A coastal town long famed for its many hot springs, Atami started life as a prime spot for VIPs, dignitaries, men of letters and honeymooning couples. The town has recenlty reinvented itself as a destination for museum lovers, Japanese culture fans and ocean sports enthusiasts. Ito is a quieter version of Atami.
Train and bus are easiest, but renting a car makes sense if you plan to explore the rest of the Izu area.
Atami is less than an hour away on the Tokaido Shinkansen from Tokyo, and there are slightly slower, less expensive trains available too. If you're up for some island hopping, Atami also serves as a jump-off point for a number of boats that run to Oshima—the closest of the Izu Islands.

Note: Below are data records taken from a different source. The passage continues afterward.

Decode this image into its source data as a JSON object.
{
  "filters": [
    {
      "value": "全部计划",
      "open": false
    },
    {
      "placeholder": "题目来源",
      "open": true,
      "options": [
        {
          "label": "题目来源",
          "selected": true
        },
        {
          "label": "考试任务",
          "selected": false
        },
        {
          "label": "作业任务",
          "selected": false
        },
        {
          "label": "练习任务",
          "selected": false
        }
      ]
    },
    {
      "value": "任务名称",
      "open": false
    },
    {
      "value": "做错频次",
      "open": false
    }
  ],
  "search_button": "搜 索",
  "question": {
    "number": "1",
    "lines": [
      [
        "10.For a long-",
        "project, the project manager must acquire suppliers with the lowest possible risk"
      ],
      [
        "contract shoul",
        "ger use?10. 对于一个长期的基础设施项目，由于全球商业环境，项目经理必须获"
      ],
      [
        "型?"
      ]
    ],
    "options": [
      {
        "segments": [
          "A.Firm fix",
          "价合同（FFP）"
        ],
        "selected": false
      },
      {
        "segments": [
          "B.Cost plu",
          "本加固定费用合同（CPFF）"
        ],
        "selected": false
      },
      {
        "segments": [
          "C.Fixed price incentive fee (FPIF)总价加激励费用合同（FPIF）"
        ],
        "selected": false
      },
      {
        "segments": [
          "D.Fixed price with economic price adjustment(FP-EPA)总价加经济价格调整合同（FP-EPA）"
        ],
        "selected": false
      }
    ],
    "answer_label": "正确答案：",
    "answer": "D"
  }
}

Atami is the gateway to the rest of the beautiful Izu peninsula
Warlords and royalty have enjoyed soaking in Atami's waters for centuries
Atami is part of the Fuji-Hakone-Izu National Park
One of the best-known hot spring havens, Atami is rated as one of Japan's top three onsen resorts. In addition to the baths, Atami is famous for plenty of great seafood for you to feast on landed fresh in Atami Bay of the nearby Sagami Bay.
Sitting to the south of Atami Station is Atami Castle, boasting one of the finest and loftiest views of the town and ocean. Built in 1959 to draw tourists, you can dress up in Edo-period costumes and visit an erotic ukiyo-e exhibition. The castle is a prime spot for viewing cherry blossoms in the spring and fireworks in summer.
Located around ten kilometers south of Ito is Izu Kogen. A popular villa district, the area has a number of museums, restaurants, giving you plenty of options to explore. If you're feeling adventurous, head over to Mount Omuro and for views of the beautiful Jogasaki Coast.
A short ferry ride away in Sagami Bay is the little resort island of Hatsushima. The island offers fishing, a scuba diving/snorkeling center, an athletic playground, an ocean hot spring, and a camping spot. You can walk around Hatsushima in an hour to evaluate your options.